Singapore's state-owned Temasek Holdings has approached Nasdaq to buy its 30 percent stake in the London Stock Exchange, a newspaper reported on Sunday.
The Sunday Times said in an unsourced report that Temasek had made the approach in recent days and the deal could lead to a full takeover of the LSE by the Singaporean investor.
On August 20, Nasdaq Stock Market said it might sell its stake in the LSE, worth 800 million pounds ($1.6 billion), to bolster its chances of buying Nordic exchange operator OMX and it was already in touch with interested parties.
The U.S. exchange company said later in the day in a statement that it would not sell its LSE stake to a single buyer.
The reported interest by Temasek, which owns stakes in UK banks Barclays and Standard Chartered, comes amid growing protectionism in Europe and the United States towards sovereign wealth funds making aggressive overseas investments in search of higher returns.
The International Monetary Fund said in June it was growing uneasy about the trillions of dollars managed by largely secretive sovereign wealth funds because it fears their activities could disrupt financial markets.

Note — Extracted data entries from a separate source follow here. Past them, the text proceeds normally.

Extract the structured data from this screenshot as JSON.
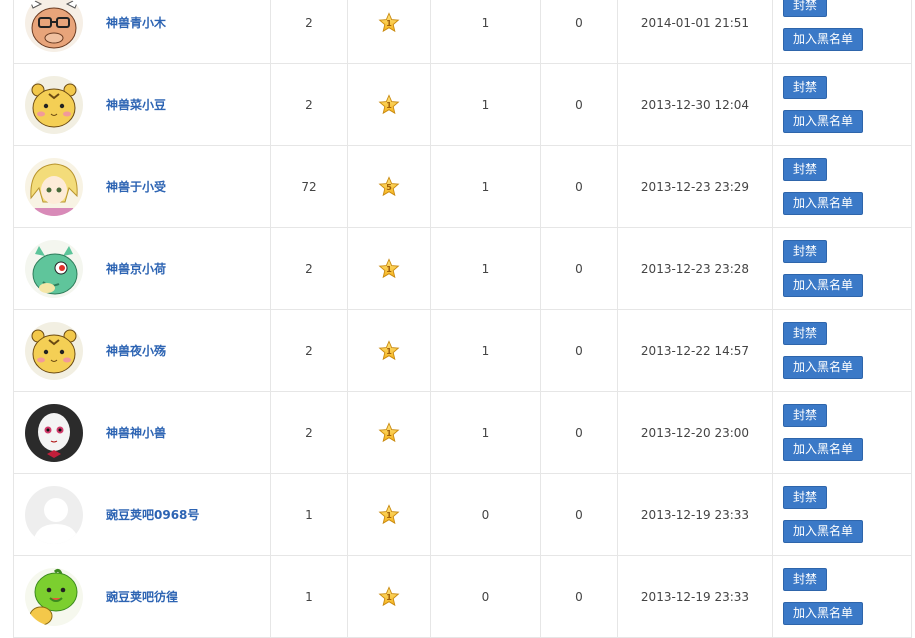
{
  "actions": {
    "ban_label": "封禁",
    "blacklist_label": "加入黑名单"
  },
  "rows": [
    {
      "name": "神兽青小木",
      "posts": "2",
      "level": "1",
      "col4": "1",
      "col5": "0",
      "time": "2014-01-01 21:51",
      "avatar": "ox-glasses"
    },
    {
      "name": "神兽菜小豆",
      "posts": "2",
      "level": "1",
      "col4": "1",
      "col5": "0",
      "time": "2013-12-30 12:04",
      "avatar": "tiger"
    },
    {
      "name": "神兽于小受",
      "posts": "72",
      "level": "5",
      "col4": "1",
      "col5": "0",
      "time": "2013-12-23 23:29",
      "avatar": "anime-girl"
    },
    {
      "name": "神兽京小荷",
      "posts": "2",
      "level": "1",
      "col4": "1",
      "col5": "0",
      "time": "2013-12-23 23:28",
      "avatar": "green-dragon"
    },
    {
      "name": "神兽夜小殇",
      "posts": "2",
      "level": "1",
      "col4": "1",
      "col5": "0",
      "time": "2013-12-22 14:57",
      "avatar": "tiger"
    },
    {
      "name": "神兽神小兽",
      "posts": "2",
      "level": "1",
      "col4": "1",
      "col5": "0",
      "time": "2013-12-20 23:00",
      "avatar": "clown"
    },
    {
      "name": "豌豆荚吧0968号",
      "posts": "1",
      "level": "1",
      "col4": "0",
      "col5": "0",
      "time": "2013-12-19 23:33",
      "avatar": "default-person"
    },
    {
      "name": "豌豆荚吧彷徨",
      "posts": "1",
      "level": "1",
      "col4": "0",
      "col5": "0",
      "time": "2013-12-19 23:33",
      "avatar": "green-pea"
    }
  ]
}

Government-owned investment vehicles such as Temasek and its sister agency Government of Singapore Investment Corp control about $2 trillion -- roughly the size of France's economy -- and are expected to grow to $12 trillion by 2015.

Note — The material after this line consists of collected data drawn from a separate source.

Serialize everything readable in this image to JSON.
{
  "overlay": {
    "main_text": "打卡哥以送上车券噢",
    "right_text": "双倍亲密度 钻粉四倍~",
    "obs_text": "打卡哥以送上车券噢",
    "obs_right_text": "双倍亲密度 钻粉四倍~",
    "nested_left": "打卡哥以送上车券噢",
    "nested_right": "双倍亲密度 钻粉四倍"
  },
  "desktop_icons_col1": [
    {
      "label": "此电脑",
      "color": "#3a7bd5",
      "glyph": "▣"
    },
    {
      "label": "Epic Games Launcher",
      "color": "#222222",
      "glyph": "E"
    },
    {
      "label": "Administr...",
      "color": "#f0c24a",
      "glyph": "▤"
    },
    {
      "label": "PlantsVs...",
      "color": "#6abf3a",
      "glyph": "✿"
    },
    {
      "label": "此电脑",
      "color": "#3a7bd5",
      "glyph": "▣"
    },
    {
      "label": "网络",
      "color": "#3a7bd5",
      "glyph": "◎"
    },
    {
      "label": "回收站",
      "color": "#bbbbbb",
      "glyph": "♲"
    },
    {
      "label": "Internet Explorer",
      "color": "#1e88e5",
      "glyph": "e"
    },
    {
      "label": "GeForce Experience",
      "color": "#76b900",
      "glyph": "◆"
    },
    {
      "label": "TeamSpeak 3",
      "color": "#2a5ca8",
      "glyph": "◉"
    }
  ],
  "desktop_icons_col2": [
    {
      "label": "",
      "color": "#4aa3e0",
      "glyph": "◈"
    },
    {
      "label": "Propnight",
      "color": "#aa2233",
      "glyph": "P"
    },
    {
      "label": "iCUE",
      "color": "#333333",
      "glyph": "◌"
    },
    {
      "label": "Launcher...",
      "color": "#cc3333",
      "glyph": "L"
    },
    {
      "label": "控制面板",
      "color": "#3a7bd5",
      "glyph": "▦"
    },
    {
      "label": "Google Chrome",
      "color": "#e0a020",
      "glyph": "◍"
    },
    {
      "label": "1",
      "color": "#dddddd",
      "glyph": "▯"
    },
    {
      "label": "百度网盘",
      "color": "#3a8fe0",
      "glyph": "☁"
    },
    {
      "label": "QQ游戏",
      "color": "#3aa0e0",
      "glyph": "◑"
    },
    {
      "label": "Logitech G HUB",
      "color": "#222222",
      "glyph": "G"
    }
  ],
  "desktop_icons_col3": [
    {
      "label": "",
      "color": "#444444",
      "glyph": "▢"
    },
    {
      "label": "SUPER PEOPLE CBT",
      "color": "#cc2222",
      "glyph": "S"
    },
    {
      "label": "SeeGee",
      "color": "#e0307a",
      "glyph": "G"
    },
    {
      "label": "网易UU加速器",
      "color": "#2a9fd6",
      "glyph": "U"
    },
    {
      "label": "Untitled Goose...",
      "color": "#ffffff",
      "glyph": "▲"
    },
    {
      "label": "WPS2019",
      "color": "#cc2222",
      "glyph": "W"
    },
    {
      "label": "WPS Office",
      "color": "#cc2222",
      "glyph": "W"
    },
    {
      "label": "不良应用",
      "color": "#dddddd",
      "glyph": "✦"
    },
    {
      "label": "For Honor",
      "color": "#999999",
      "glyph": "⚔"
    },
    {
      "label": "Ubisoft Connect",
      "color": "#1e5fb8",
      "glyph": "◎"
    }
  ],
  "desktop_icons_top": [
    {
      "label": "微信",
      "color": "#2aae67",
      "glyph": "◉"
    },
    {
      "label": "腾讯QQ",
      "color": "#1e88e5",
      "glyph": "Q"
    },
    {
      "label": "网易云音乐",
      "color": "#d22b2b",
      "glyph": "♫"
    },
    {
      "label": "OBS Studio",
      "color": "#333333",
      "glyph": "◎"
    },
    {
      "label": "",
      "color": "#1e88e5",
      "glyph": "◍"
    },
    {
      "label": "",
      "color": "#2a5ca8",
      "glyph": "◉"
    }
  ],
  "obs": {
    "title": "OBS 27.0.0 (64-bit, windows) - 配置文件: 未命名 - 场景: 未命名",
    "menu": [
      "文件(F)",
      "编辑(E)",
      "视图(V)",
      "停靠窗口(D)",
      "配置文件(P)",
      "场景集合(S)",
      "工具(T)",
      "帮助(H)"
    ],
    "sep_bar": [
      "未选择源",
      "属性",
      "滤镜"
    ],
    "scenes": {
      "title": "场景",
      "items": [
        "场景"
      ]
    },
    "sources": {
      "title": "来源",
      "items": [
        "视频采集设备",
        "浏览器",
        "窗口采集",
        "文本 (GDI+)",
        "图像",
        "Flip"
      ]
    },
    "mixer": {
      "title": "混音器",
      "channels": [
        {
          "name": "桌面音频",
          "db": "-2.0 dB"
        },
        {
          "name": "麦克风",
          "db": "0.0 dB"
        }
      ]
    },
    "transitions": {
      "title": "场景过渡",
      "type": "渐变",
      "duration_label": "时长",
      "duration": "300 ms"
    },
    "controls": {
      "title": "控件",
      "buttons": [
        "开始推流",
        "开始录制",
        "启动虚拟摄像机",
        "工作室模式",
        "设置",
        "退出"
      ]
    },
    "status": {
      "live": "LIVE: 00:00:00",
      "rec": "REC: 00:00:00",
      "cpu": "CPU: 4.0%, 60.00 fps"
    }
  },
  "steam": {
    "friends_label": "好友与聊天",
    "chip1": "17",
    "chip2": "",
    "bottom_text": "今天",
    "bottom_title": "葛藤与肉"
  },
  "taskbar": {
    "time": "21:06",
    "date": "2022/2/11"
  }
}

The newspaper said several parties, including the New York Stock Exchange and the Chicago Mercantile Exchange, may enter the fray as well as investment and infrastructure funds, while the Observer newspaper said that Nasdaq was seeking to sell up to half of its LSE stake to Deutsche Boerse.
Temasek and Nasdaq were not immediately available for comment, while Deutsche Boerse declined to comment.

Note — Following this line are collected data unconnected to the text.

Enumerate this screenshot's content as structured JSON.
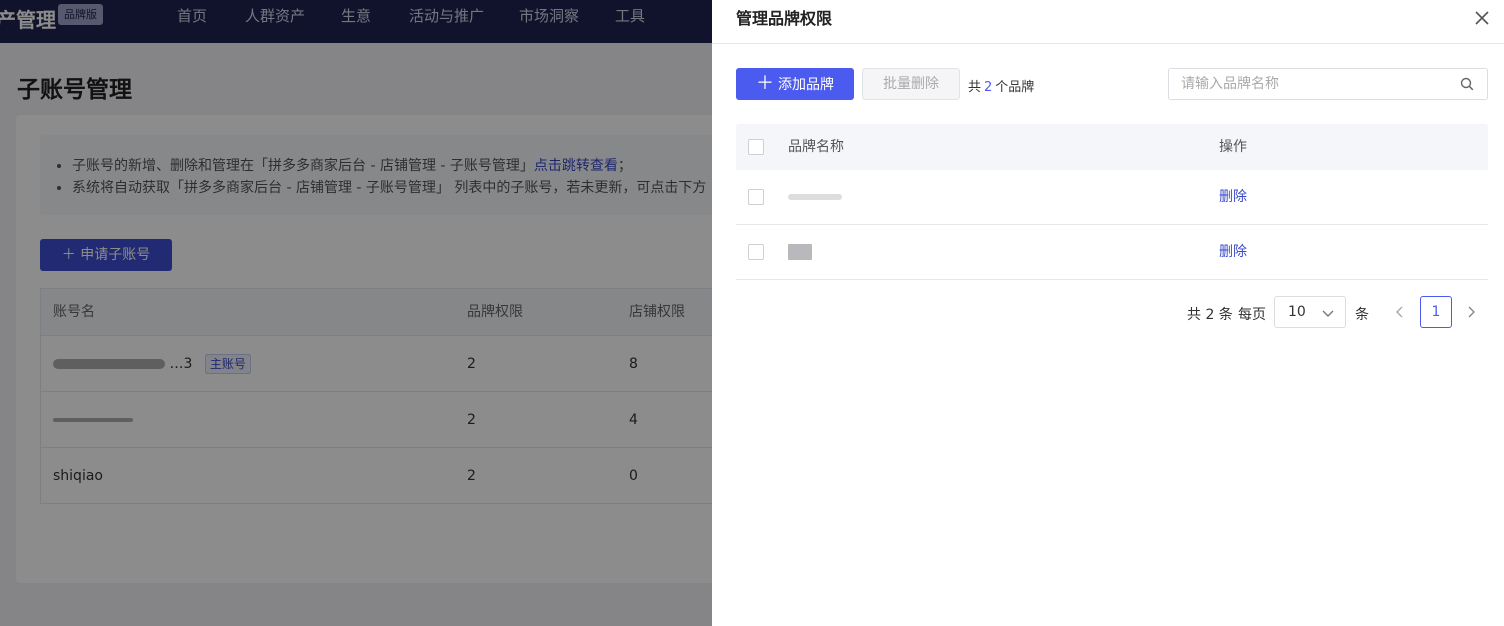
{
  "background": {
    "brand": "产管理",
    "edition_badge": "品牌版",
    "nav": [
      "首页",
      "人群资产",
      "生意",
      "活动与推广",
      "市场洞察",
      "工具"
    ],
    "page_title": "子账号管理",
    "notice": {
      "line1_prefix": "子账号的新增、删除和管理在「拼多多商家后台 - 店铺管理 - 子账号管理」",
      "line1_link": "点击跳转查看",
      "line1_suffix": "；",
      "line2": "系统将自动获取「拼多多商家后台 - 店铺管理 - 子账号管理」 列表中的子账号，若未更新，可点击下方"
    },
    "apply_button": "申请子账号",
    "table": {
      "headers": [
        "账号名",
        "品牌权限",
        "店铺权限"
      ],
      "rows": [
        {
          "account": "…3",
          "tag": "主账号",
          "brand_perm": "2",
          "shop_perm": "8"
        },
        {
          "account": "",
          "tag": "",
          "brand_perm": "2",
          "shop_perm": "4"
        },
        {
          "account": "shiqiao",
          "tag": "",
          "brand_perm": "2",
          "shop_perm": "0"
        }
      ]
    }
  },
  "drawer": {
    "title": "管理品牌权限",
    "add_button": "添加品牌",
    "batch_delete_button": "批量删除",
    "count_prefix": "共",
    "count_value": "2",
    "count_suffix": "个品牌",
    "search_placeholder": "请输入品牌名称",
    "table": {
      "headers": {
        "name": "品牌名称",
        "action": "操作"
      },
      "rows": [
        {
          "name": "",
          "action": "删除"
        },
        {
          "name": "",
          "action": "删除"
        }
      ]
    },
    "pagination": {
      "total": "共 2 条",
      "per_page_label": "每页",
      "page_size": "10",
      "unit": "条",
      "current_page": "1"
    }
  },
  "colors": {
    "primary": "#4b5bf0",
    "nav_bg": "#1f2350",
    "link": "#3a49c8"
  }
}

Nasdaq, eager to expand its presence in overseas markets, is locked in a $4 billion bidding war with Borse Dubai for OMX, which owns exchanges in Sweden, Denmark, Finland, Iceland and the Baltic states.
Nasdaq wants to use the sales proceeds to pay down debt and buy back shares, which would effectively raise the value of its cash-and-share bid for OMX and give it a boost in the fast-consolidating global stock exchanges.
Stock exchanges around the world have been looking at tie-ups to achieve global reach and economies of scale as members demand more sophisticated products and cheaper trading.
New York Stock Exchange owner NYSE Group became NYSE Euronext after snapping up pan-European exchange Euronext in April, while the LSE is buying Italian rival Borsa Italiana after fending off several advances, including Nasdaq's.